Arche decides:
"Capital Punishment: Just, Or Just Wrong?"
Roger Pertwee, a serial killer, has recently been sentenced to life imprisonment. Some are demanding the offender be executed while others abhor the idea.
1. "Well of course we should have the death penalty," says Gilray McLeod, a relative of one of Pertwee's victims. "Those who take life should forfeit their own! An eye for an eye and all that. The man does not deserve to live after what he did and that's that! I don't see why we should pay to keep such monsters in jail for years. Off with his head, I say! Off with his head! If violent crimes like rape and murder don't justify capital punishment then I don't know what does!"
2. "I don't see why we should have to pay for the upkeep of ANY criminals, frankly," says Florissa Liu, an upstanding and law-abiding citizen. "If we executed ALL criminals then we wouldn't need jails at all and no one would dare to break the law. I think it's a splendid idea, don't you?"
3. "Revenge is a terrible basis for a system that's supposed to endorse justice and lawfulness," says Kaspar Tuminsky, a social philosopher. "How can you possibly look on one man being killed and call him a murderer and then kill him and call it moral? And what happens when someone innocent is wrongly convicted? it's going to happen at some point and very probably already has. We cannot allow the death penalty and claim to be a civilized society, the two are mutually exclusive. We should ban capital punishment."
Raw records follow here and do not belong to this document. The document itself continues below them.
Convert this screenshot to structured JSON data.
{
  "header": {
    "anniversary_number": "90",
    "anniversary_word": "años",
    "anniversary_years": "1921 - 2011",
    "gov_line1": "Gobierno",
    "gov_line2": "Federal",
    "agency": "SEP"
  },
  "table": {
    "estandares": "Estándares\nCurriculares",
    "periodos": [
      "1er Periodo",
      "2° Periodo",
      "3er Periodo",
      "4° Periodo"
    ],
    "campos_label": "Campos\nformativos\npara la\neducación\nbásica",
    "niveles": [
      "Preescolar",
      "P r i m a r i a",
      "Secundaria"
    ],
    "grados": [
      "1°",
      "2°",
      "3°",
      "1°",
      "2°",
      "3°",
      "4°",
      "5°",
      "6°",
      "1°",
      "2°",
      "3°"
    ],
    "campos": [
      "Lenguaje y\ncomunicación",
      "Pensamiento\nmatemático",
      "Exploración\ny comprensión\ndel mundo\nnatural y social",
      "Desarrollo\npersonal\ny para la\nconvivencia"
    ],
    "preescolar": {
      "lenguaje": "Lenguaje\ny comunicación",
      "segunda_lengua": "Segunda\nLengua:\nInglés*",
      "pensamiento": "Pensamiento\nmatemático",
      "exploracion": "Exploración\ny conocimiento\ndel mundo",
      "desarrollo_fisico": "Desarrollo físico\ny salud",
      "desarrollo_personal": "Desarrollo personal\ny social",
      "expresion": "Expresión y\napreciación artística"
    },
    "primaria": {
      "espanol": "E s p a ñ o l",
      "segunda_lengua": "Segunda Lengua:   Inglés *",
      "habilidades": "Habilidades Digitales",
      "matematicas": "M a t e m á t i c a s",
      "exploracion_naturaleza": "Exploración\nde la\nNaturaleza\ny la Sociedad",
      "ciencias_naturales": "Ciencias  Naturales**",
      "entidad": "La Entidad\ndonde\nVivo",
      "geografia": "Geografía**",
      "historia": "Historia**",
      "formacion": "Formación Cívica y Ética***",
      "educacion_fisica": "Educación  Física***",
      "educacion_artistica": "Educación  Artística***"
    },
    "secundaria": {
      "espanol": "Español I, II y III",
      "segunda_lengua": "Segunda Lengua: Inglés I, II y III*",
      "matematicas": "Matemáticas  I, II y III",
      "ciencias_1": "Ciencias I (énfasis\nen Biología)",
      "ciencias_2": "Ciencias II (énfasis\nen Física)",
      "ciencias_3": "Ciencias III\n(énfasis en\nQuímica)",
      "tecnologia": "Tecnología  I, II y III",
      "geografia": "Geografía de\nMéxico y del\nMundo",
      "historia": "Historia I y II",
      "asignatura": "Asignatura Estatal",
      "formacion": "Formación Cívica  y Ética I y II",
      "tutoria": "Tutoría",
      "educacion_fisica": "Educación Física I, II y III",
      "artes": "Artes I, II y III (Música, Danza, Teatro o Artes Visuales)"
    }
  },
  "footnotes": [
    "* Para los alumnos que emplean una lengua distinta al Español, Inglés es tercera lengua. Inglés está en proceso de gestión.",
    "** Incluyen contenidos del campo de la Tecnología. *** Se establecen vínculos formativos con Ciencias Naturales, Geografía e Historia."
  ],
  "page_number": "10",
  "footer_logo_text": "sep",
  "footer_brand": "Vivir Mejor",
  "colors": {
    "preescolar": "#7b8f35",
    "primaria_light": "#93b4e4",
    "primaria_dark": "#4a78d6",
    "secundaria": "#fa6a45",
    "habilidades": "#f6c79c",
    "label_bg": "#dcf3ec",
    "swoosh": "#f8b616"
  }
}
4. "I'm against capital punishment in general," says Sergeant Heather Elrick. "But there are some people who are just too dangerous to live, and I'm not talking about some nutter who gunned down his friends the night he lost a game of Go Fish, I'm talking traitors - those who would see our country fall to ruin for their own personal or political gain. I'm in favor of abolishing the death penalty, but we should reserve the right to execute those convicted of high treason."